On the social side, 92% of adults have completed high school and 69% of younger adults have at least some college education. Only 10% of children live in poverty. Hawaii also has a long history of near-universal health insurance coverage, dating back to a 1974 state law requiring employers to provide insurance to anyone working 20 or more hours per week. That head start on coverage means fewer people skip preventive care or delay treatment.

Hawaii also performs well on mental health. Mental Health America ranks it second overall for mental health, reflecting both low prevalence of mental illness and substance use issues and relatively strong access to care.

The state isn’t without challenges. Severe housing problems affect 26% of households, driven largely by high costs. And 41% of solo commuters face drives longer than 30 minutes. These stressors have real health implications, but they haven’t been enough to knock Hawaii from the top tier.

Other States Near the Top

Massachusetts routinely finishes in the top three, powered by high rates of health insurance coverage, a dense network of world-class hospitals, and strong public health infrastructure. Connecticut and Vermont also rank consistently high. Vermont stands out for mental health access specifically, ranking first in the nation for access to insurance and mental health care according to Mental Health America.

New Jersey ranks well across several dimensions. It places first in the country for lowest prevalence of mental health and substance use issues, and third overall in Mental Health America’s composite ranking. New York takes the top spot in that same composite, though its general health rankings tend to be more moderate due to wide disparities between wealthy and low-income communities.

Utah frequently appears in the top ten for overall health, benefiting from a young population (it’s one of the fastest-growing states, up 17.5% since 2015), low smoking rates, and an active outdoor culture. Its challenges are more structural: rural areas face long emergency response times, with the gap between urban and frontier counties stretching from about 35 minutes to over 60 minutes from incident to hospital arrival. Rural emergency services often depend on volunteers who bear personal financial costs to maintain their certifications.

States at the Bottom

The least healthy states cluster in the Southeast. Mississippi and West Virginia are the only two states where adult obesity prevalence has reached 40% or higher. These states also tend to score poorly on access to care, preventable death rates, poverty, and chronic disease burden. Low insurance coverage, fewer primary care providers per capita, and limited public health funding all play a role.

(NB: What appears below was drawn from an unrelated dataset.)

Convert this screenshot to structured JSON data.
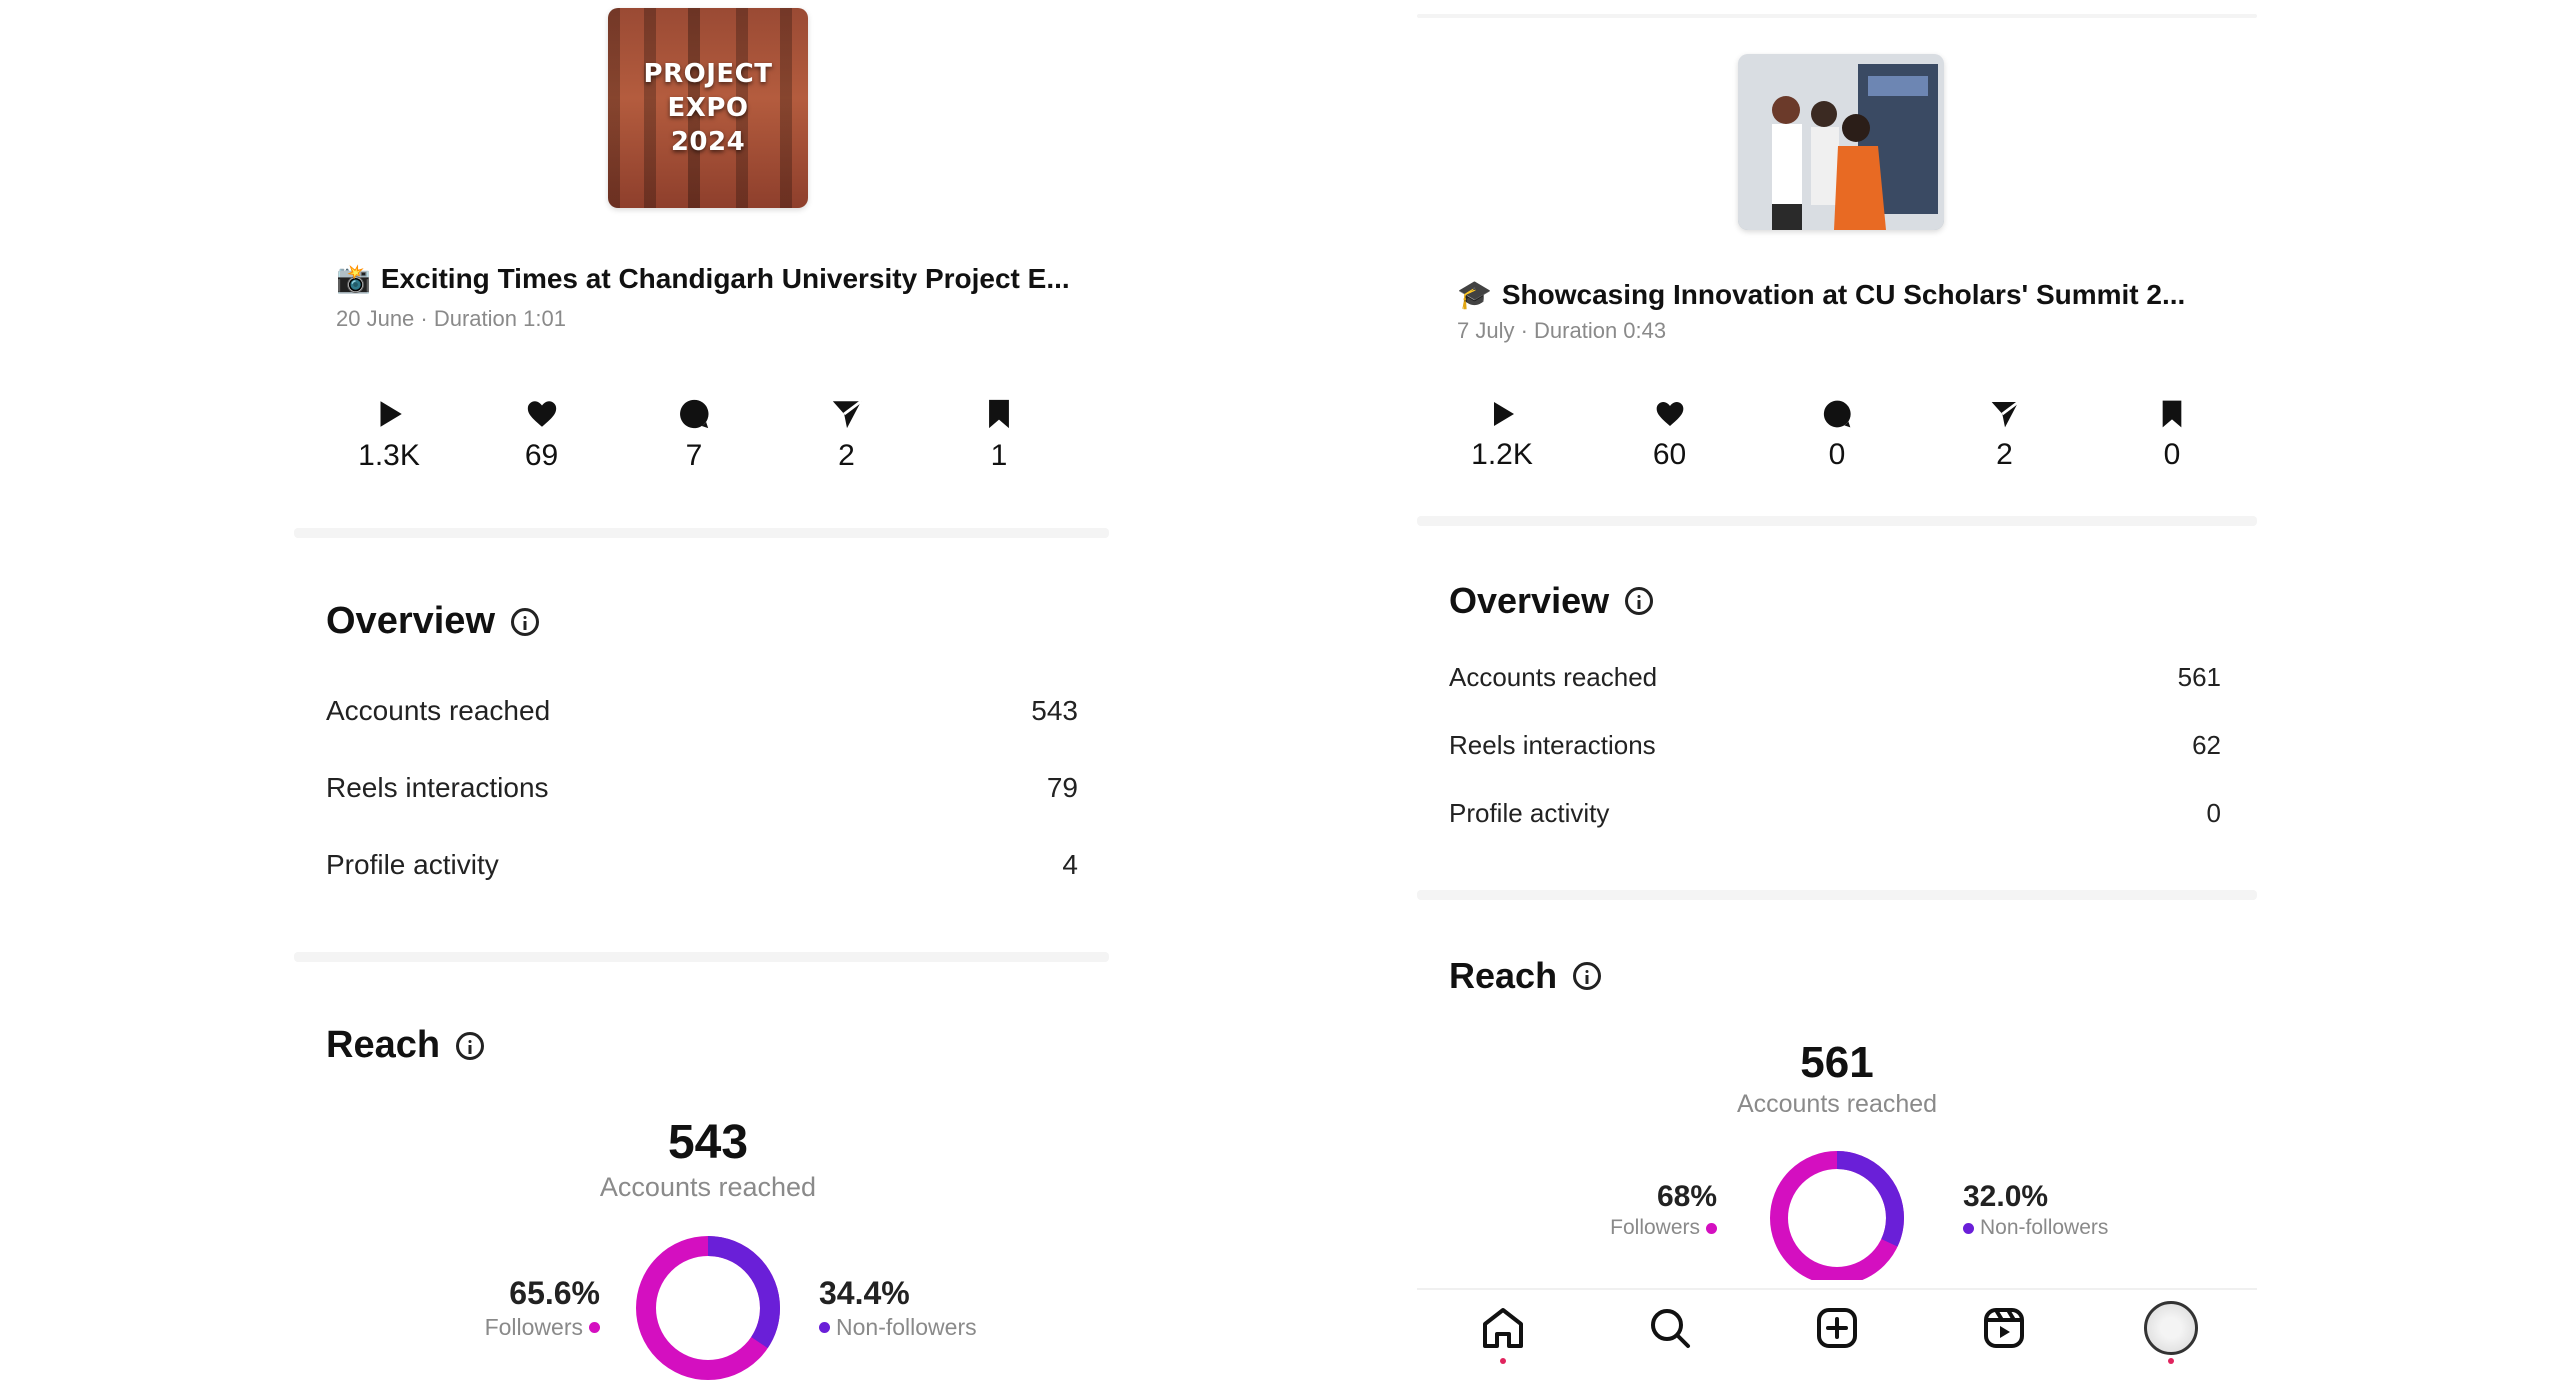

The pattern is remarkably consistent across ranking systems and has been for decades.

What Actually Makes a State Healthy

The biggest drivers aren’t hospitals or doctors. They’re the conditions people live in every day. Researchers call these “health factors,” and they include things like access to quality education, living-wage jobs, nutritious food, green spaces, and affordable housing. A state with excellent clinical care but widespread poverty and food insecurity will still have poor health outcomes. Conversely, states where most people are economically stable, well-educated, and insured tend to be healthier even if their health care system isn’t the most advanced.

Income inequality is a particularly strong predictor. Hawaii’s ratio of high-to-low household income is 4.3 to 1, meaning someone at the 80th percentile earns about 4.3 times what someone at the 20th percentile earns. States with wider gaps tend to see worse health outcomes across the board, not just for the poorest residents. Social cohesion matters too. Hawaii has about 6.8 membership associations per 10,000 people, a measure of community connectedness that tracks with better mental health and longer life.

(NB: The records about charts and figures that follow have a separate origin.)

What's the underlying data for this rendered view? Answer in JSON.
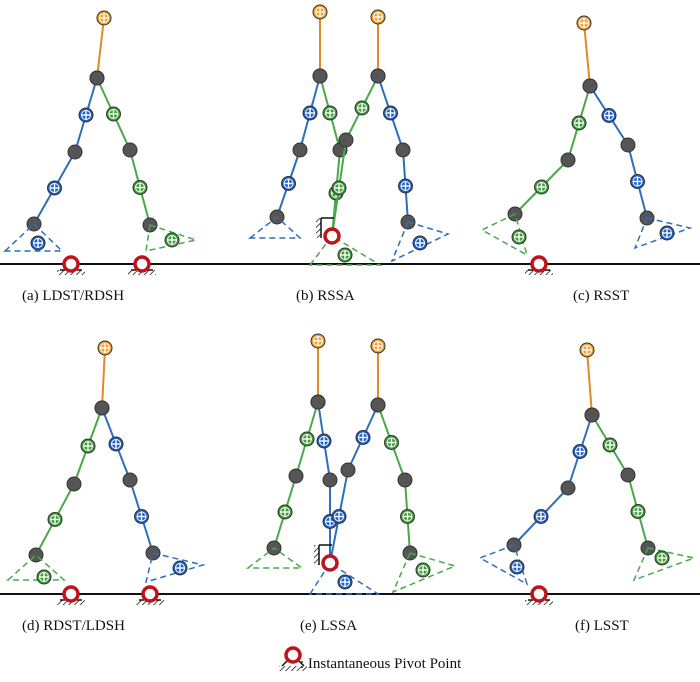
{
  "colors": {
    "blue": "#1f5fbf",
    "green": "#3f9a3a",
    "orange": "#f0a030",
    "gray": "#555555",
    "pivot": "#c0141c",
    "ground": "#111111",
    "blue_line": "#2e6fba",
    "green_line": "#4aa84a",
    "orange_line": "#e08a28"
  },
  "captions": [
    "(a) LDST/RDSH",
    "(b) RSSA",
    "(c) RSST",
    "(d) RDST/LDSH",
    "(e) LSSA",
    "(f) LSST"
  ],
  "legend": {
    "label": ": Instantaneous Pivot Point",
    "icon": "pivot-point-icon"
  }
}
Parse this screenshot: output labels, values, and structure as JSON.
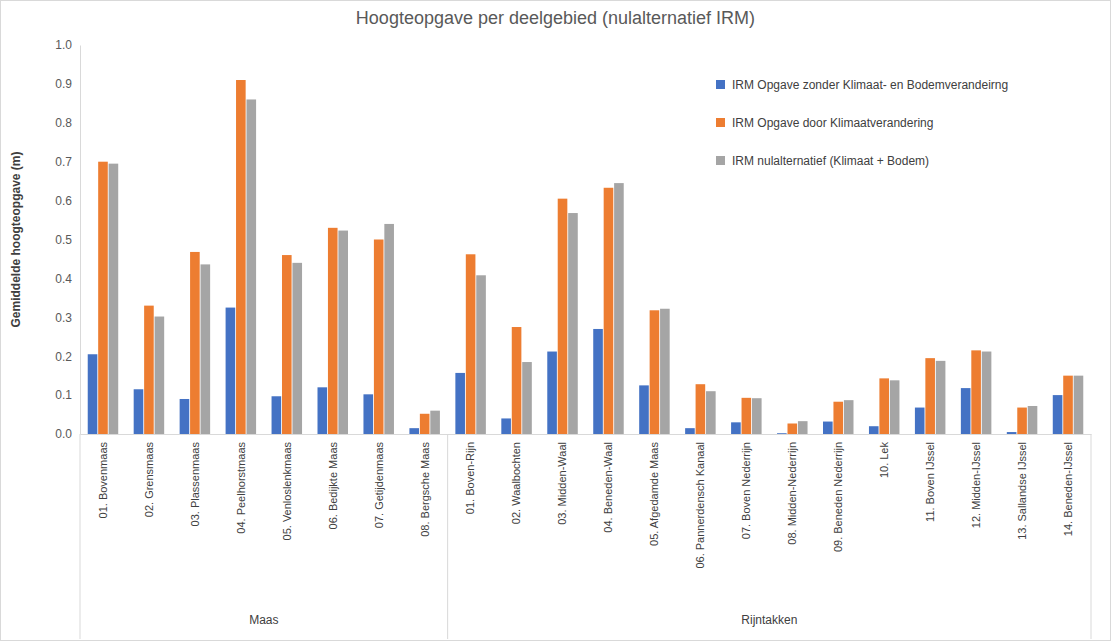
{
  "chart_data": {
    "type": "bar",
    "title": "Hoogteopgave per deelgebied (nulalternatief IRM)",
    "y_label": "Gemiddelde hoogteopgave (m)",
    "categories": [
      "01. Bovenmaas",
      "02. Grensmaas",
      "03. Plassenmaas",
      "04. Peelhorstmaas",
      "05. Venloslenkmaas",
      "06. Bedijkte Maas",
      "07. Getijdenmaas",
      "08. Bergsche Maas",
      "01. Boven-Rijn",
      "02. Waalbochten",
      "03. Midden-Waal",
      "04. Beneden-Waal",
      "05. Afgedamde Maas",
      "06. Pannerdensch Kanaal",
      "07. Boven Nederrijn",
      "08. Midden-Nederrijn",
      "09. Beneden Nederrijn",
      "10. Lek",
      "11. Boven IJssel",
      "12. Midden-IJssel",
      "13. Sallandse IJssel",
      "14. Beneden-IJssel"
    ],
    "category_groups": [
      "Maas",
      "Maas",
      "Maas",
      "Maas",
      "Maas",
      "Maas",
      "Maas",
      "Maas",
      "Rijntakken",
      "Rijntakken",
      "Rijntakken",
      "Rijntakken",
      "Rijntakken",
      "Rijntakken",
      "Rijntakken",
      "Rijntakken",
      "Rijntakken",
      "Rijntakken",
      "Rijntakken",
      "Rijntakken",
      "Rijntakken",
      "Rijntakken"
    ],
    "series": [
      {
        "name": "IRM Opgave zonder Klimaat- en Bodemverandeirng",
        "color": "#4472c4",
        "values": [
          0.205,
          0.115,
          0.09,
          0.325,
          0.097,
          0.12,
          0.102,
          0.015,
          0.157,
          0.04,
          0.212,
          0.27,
          0.125,
          0.015,
          0.03,
          0.002,
          0.032,
          0.02,
          0.068,
          0.118,
          0.005,
          0.1
        ]
      },
      {
        "name": "IRM Opgave door Klimaatverandering",
        "color": "#ed7d31",
        "values": [
          0.7,
          0.33,
          0.468,
          0.91,
          0.46,
          0.53,
          0.5,
          0.052,
          0.462,
          0.275,
          0.605,
          0.633,
          0.318,
          0.128,
          0.093,
          0.027,
          0.083,
          0.143,
          0.195,
          0.215,
          0.068,
          0.15
        ]
      },
      {
        "name": "IRM nulalternatief (Klimaat + Bodem)",
        "color": "#a5a5a5",
        "values": [
          0.695,
          0.302,
          0.436,
          0.86,
          0.44,
          0.523,
          0.54,
          0.06,
          0.408,
          0.185,
          0.568,
          0.645,
          0.322,
          0.11,
          0.092,
          0.033,
          0.087,
          0.138,
          0.188,
          0.212,
          0.072,
          0.15
        ]
      }
    ],
    "ylim": [
      0,
      1
    ],
    "yticks": [
      {
        "value": 0,
        "label": "0.0"
      },
      0.1,
      0.2,
      0.3,
      0.4,
      0.5,
      0.6,
      0.7,
      0.8,
      0.9,
      {
        "value": 1,
        "label": "1.0"
      }
    ],
    "grid": false,
    "legend": "top-right"
  }
}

Air quality, water quality, and the built environment round out the picture. States with high air pollution, long car-dependent commutes, and limited walkability tend to see higher rates of respiratory disease, cardiovascular problems, and obesity. Hawaii’s geography gives it natural advantages here, but policy choices around tobacco regulation, insurance mandates, and public health spending have amplified those advantages over time.